Nesse momento, Zaden surge de dentro de uma porta que fica quase escondida na lateral do bar, distraído enquanto mexe em algo no seu telefone. Ele caminha até nós sem erguer o rosto da tela, quase tropeçando em Charles.
— Cuidado. Vê se olha por onde pisa para não acabar passando vergonha — ele diz, segurando o amigo pelo braço.
— Foi mal, cara. Ei — Zaden sorriu para mim e Sebastian. — Finalmente vocês chegaram.
— Demoramos um pouco porque tive que conversar com a diretora sobre o meu curso em Cambridge e depois fiquei tirando algumas fotos com os meus avós — expliquei.
— Não se preocupe. A festa ainda nem começou.

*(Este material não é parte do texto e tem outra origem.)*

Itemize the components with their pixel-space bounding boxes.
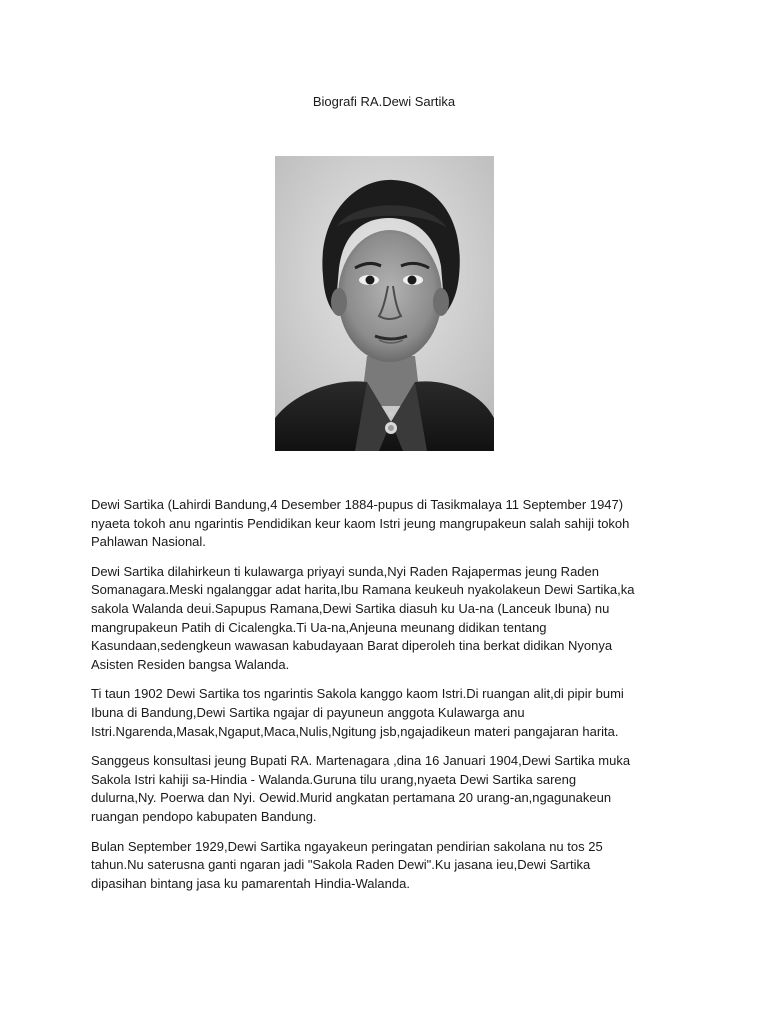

— Por falar nisso — Charles começou, se ajeitando em seu assento. — Que fim levou o DJ?
— Não vai poder vir. Não sei direito o que aconteceu, mas o fato é que ele furou com a gente — Zaden respondeu, colocando o celular em cima do balcão do bar. — Daí vendo que não ia ter outro jeito, entrei rapidinho na cabine onde fica o equipamento e desenrolei a coisa toda.
— Viu só, Chuck? — Loren riu, batendo nas costas dele. — O idiota que mexeu no som de quem você estava falando na verdade era o Zad.

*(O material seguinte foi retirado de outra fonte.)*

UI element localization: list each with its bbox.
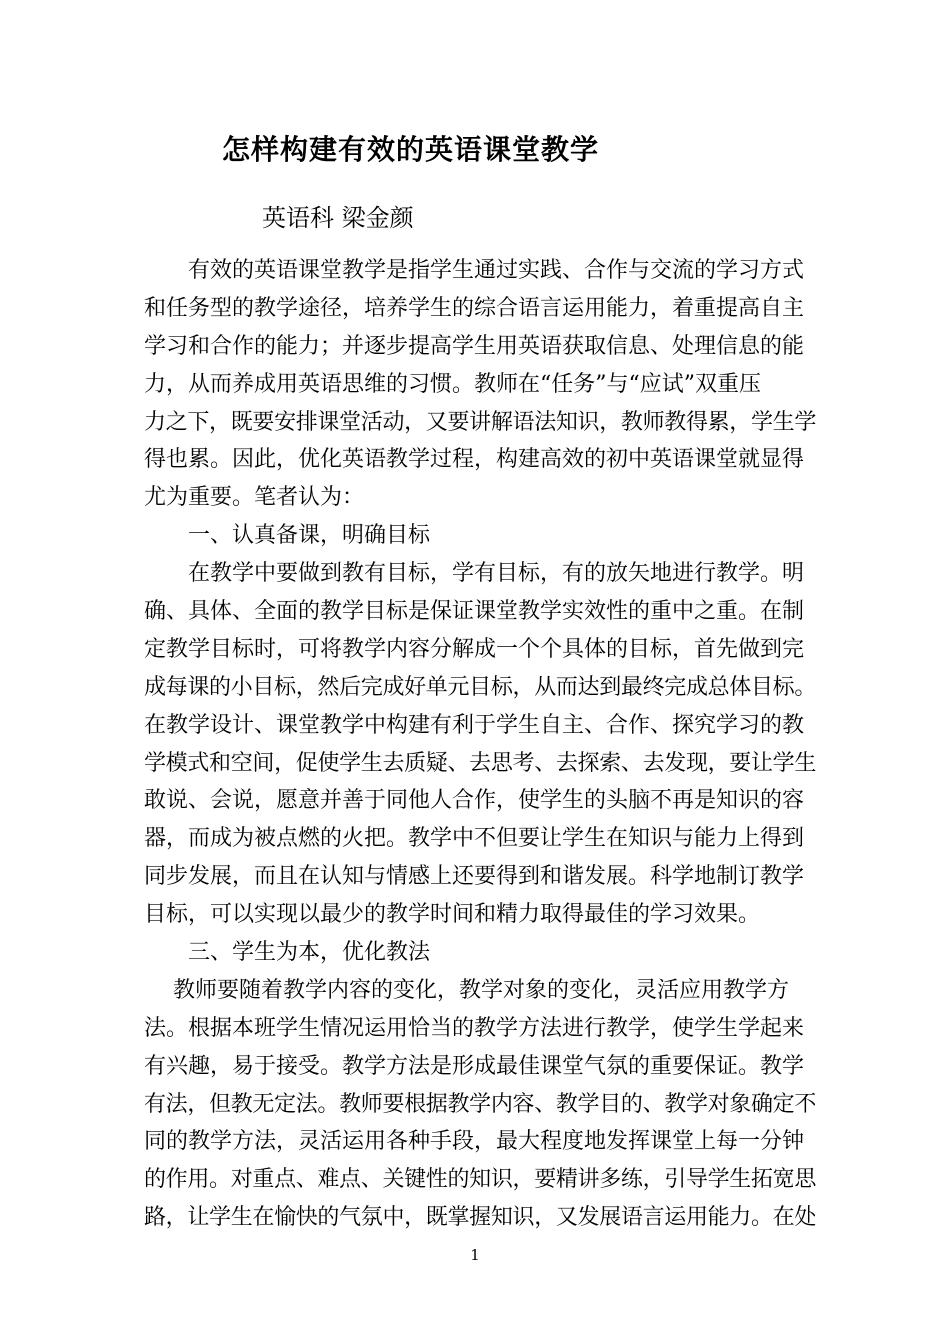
document-body	[144, 252, 816, 1237]
text-line: 成每课的小目标，然后完成好单元目标，从而达到最终完成总体目标。	[144, 674, 817, 700]
text-line: 有兴趣，易于接受。教学方法是形成最佳课堂气氛的重要保证。教学	[144, 1053, 805, 1079]
text-line: 学模式和空间，促使学生去质疑、去思考、去探索、去发现，要让学生	[144, 750, 817, 776]
text-line: 确、具体、全面的教学目标是保证课堂教学实效性的重中之重。在制	[144, 599, 805, 625]
text-line: 法。根据本班学生情况运用恰当的教学方法进行教学，使学生学起来	[144, 1015, 805, 1041]
text-line: 有效的英语课堂教学是指学生通过实践、合作与交流的学习方式	[144, 258, 805, 283]
text-line: 在教学设计、课堂教学中构建有利于学生自主、合作、探究学习的教	[144, 712, 805, 738]
text-line: 定教学目标时，可将教学内容分解成一个个具体的目标，首先做到完	[144, 636, 805, 662]
text-line: 器，而成为被点燃的火把。教学中不但要让学生在知识与能力上得到	[144, 826, 805, 852]
page-number: 1	[470, 1246, 480, 1264]
text-line: 和任务型的教学途径，培养学生的综合语言运用能力，着重提高自主	[144, 295, 805, 321]
text-line: 路，让学生在愉快的气氛中，既掌握知识，又发展语言运用能力。在处	[144, 1205, 817, 1231]
author-line: 英语科 梁金颜	[262, 204, 414, 232]
text-line: 目标，可以实现以最少的教学时间和精力取得最佳的学习效果。	[144, 902, 761, 928]
text-line: 尤为重要。笔者认为：	[144, 485, 365, 511]
document-title: 怎样构建有效的英语课堂教学	[222, 133, 600, 166]
text-line: 同的教学方法，灵活运用各种手段，最大程度地发挥课堂上每一分钟	[144, 1129, 805, 1155]
text-line: 有法，但教无定法。教师要根据教学内容、教学目的、教学对象确定不	[144, 1091, 817, 1117]
text-line: 同步发展，而且在认知与情感上还要得到和谐发展。科学地制订教学	[144, 864, 805, 890]
text-line: 在教学中要做到教有目标，学有目标，有的放矢地进行教学。明	[144, 561, 805, 587]
text-line: 教师要随着教学内容的变化，教学对象的变化，灵活应用教学方	[144, 977, 789, 1003]
text-line: 的作用。对重点、难点、关键性的知识，要精讲多练，引导学生拓宽思	[144, 1167, 817, 1193]
text-line: 敢说、会说，愿意并善于同他人合作，使学生的头脑不再是知识的容	[144, 788, 805, 814]
text-line: 得也累。因此，优化英语教学过程，构建高效的初中英语课堂就显得	[144, 447, 805, 473]
text-line: 三、学生为本，优化教法	[144, 940, 431, 966]
text-line: 力，从而养成用英语思维的习惯。教师在“任务”与“应试”双重压	[144, 371, 761, 397]
text-line: 学习和合作的能力；并逐步提高学生用英语获取信息、处理信息的能	[144, 333, 805, 359]
text-line: 力之下，既要安排课堂活动，又要讲解语法知识，教师教得累，学生学	[144, 409, 817, 435]
text-line: 一、认真备课，明确目标	[144, 523, 431, 549]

Mordi os lábios, segurando o riso.
— Não sei do que vocês estão reclamando. Apesar do começo difícil, eu peguei o jeito bem rápido — disse ele, fazendo um sinal para que o barman lhe preparasse um drink. — Cadê a Alison? Ela adora essa música.
— É, isso dá para perceber pelo jeito com que ela está dançando com o Bryan — Loren debochou, fazendo com Zaden se virasse no mesmo instante para observar o casal na pista de dança.
Fiz uma careta.
Alison e Bryan estavam arrasando juntos, ambos excelentes dançarinos. Quando ela rebolava ele a seguia e assim os dois iam criando sua própria coreografia da música, sem nunca perder o compasso.
— Então é esse que é o Bryan? — Zaden perguntou, dando uma risadinha. — Ele parece estar se esforçando bastante para acompanhar o ritmo da Alison.
Franzi a testa.
— Você acha? Para mim parece que ele está indo bem.
— Não está óbvio? — ele apontou para os dois sem a menor discrição. — Quer dizer, ele é claramente um ótimo dançarino, mas está sempre atrasado. Além do mais, Alison mexe o quadril primeiro do lado direito, enquanto ele… O que é que vocês estão olhando?
— Nada — Sebastian pigarreou. — Só que você parece estar bastante por dentro dos movimentos dela, hein Zaden? Anotou tudo em um caderninho?
— Não. E você, já mostrou pra Amélia o caderninho onde você anotava os horários dela?
Ergui as sobrancelhas.
— Não acredite nele. Só está tentando mudar de assunto.
— Fala a verdade, amigo. Você era o maior stalker.
— Não era.
— Era sim.
— Não era.
Zaden fingiu pegar um telefone.
— Alô, é da polícia? Tem um cara de dois metros de altura me perseguindo com um violão. SOCORRO!
Charles e Loren explodiram em gargalhadas, e eu os acompanhei, rindo até sentir a barriga doer, enquanto Sebastian e Zaden continuavam a se alfinetar; cada tirada era uma mais engraçada que a outra e houve uma hora em que Loren riu tanto que disse que faria xixi nas calças. Alison havia chegado naquele exato segundo e quase ia tropeçando quando ele passou correndo por ela em direção ao banheiro. Rimos ainda mais depois disso.
E, mesmo agora, eu sabia que aquele seria um momento que ficaria para sempre guardado em minha memória: o riso, a espontaneidade, o carinho velado de implicância, o companheirismo e a parceria da amizade. Coisas que pareciam tão simples e banais, mas que se tornavam histórias inesquecíveis ao longo dos anos. Aquele tipo de história especial que com certeza ficaria registrada nas páginas de um diário, para serem lidas e relidas sem nunca perderem a essência. Relatos preservados apenas por caneta, tinta e papel.